Protein stability and transcript abundance of TBX3 and mutant derivatives. COS-7 cells were transfected with 50 ng of expression vector encoding TBX3 or its mutants. Twenty-four hours after transfection cycloheximide (CHX) was added to 25 μg/ml. Cells were lysed at the indicated time points. Protein level was quantified by Western blot of cell extract and FLAG bioluminescence immunodetection. Protein load was controlled with anti-alpha-tubulin. (A,B) TBX3 and H187Y, (C,D) TBX3 and N212delN. (E) Quantification of TBX3 transcript levels by real time qPCR. COS-7 cells were transfected with 25 ng of expression vector encoding TBX3 or its mutants (the empty vector was transfected in the control experiment). RNA was isolated 48 h after transfection and analyzed. The data are normalized to TBX3. No TBX3 transcription was detected (nd) in cells transfected with empty vector. The higher level of N212delN RNA relative to normal TBX3 was statistically significant (n = 3).

Figure 7

Position of TBX3 frameshift mutations in breast cancer.
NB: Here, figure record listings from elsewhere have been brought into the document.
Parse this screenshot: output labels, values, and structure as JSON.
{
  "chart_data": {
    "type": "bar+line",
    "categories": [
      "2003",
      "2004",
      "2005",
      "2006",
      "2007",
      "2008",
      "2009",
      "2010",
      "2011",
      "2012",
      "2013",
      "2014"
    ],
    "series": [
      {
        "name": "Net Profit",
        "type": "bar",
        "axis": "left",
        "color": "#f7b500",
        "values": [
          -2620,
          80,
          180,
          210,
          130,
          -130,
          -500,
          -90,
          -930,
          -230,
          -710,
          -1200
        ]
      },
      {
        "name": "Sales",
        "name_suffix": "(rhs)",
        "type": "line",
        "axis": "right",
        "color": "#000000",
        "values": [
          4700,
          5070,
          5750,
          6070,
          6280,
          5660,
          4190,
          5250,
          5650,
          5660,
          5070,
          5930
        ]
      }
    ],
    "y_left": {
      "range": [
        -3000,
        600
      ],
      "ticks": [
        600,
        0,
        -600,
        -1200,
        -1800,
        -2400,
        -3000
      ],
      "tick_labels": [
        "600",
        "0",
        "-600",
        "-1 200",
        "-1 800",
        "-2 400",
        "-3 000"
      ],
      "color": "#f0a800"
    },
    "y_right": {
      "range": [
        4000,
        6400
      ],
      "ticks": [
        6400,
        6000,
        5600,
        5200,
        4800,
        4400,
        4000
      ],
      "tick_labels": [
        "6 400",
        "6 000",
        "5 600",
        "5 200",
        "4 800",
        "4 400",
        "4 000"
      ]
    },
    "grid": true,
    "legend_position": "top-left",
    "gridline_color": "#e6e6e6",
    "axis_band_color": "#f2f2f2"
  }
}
The position of 16 somatic frameshift mutations identified in primary breast cancer tumors is indicated on a schematic drawing of TBX3 [723 amino acids (aa)]. The positions of the T-box, the nuclear localization sequence [290–295 aa, black bar adjacent to T-box (35)], and the C-terminal repression domain (35) are shown as gray boxes. Fifteen of 16 mutations cluster in the N-terminal half of the protein, most of them in the T-box.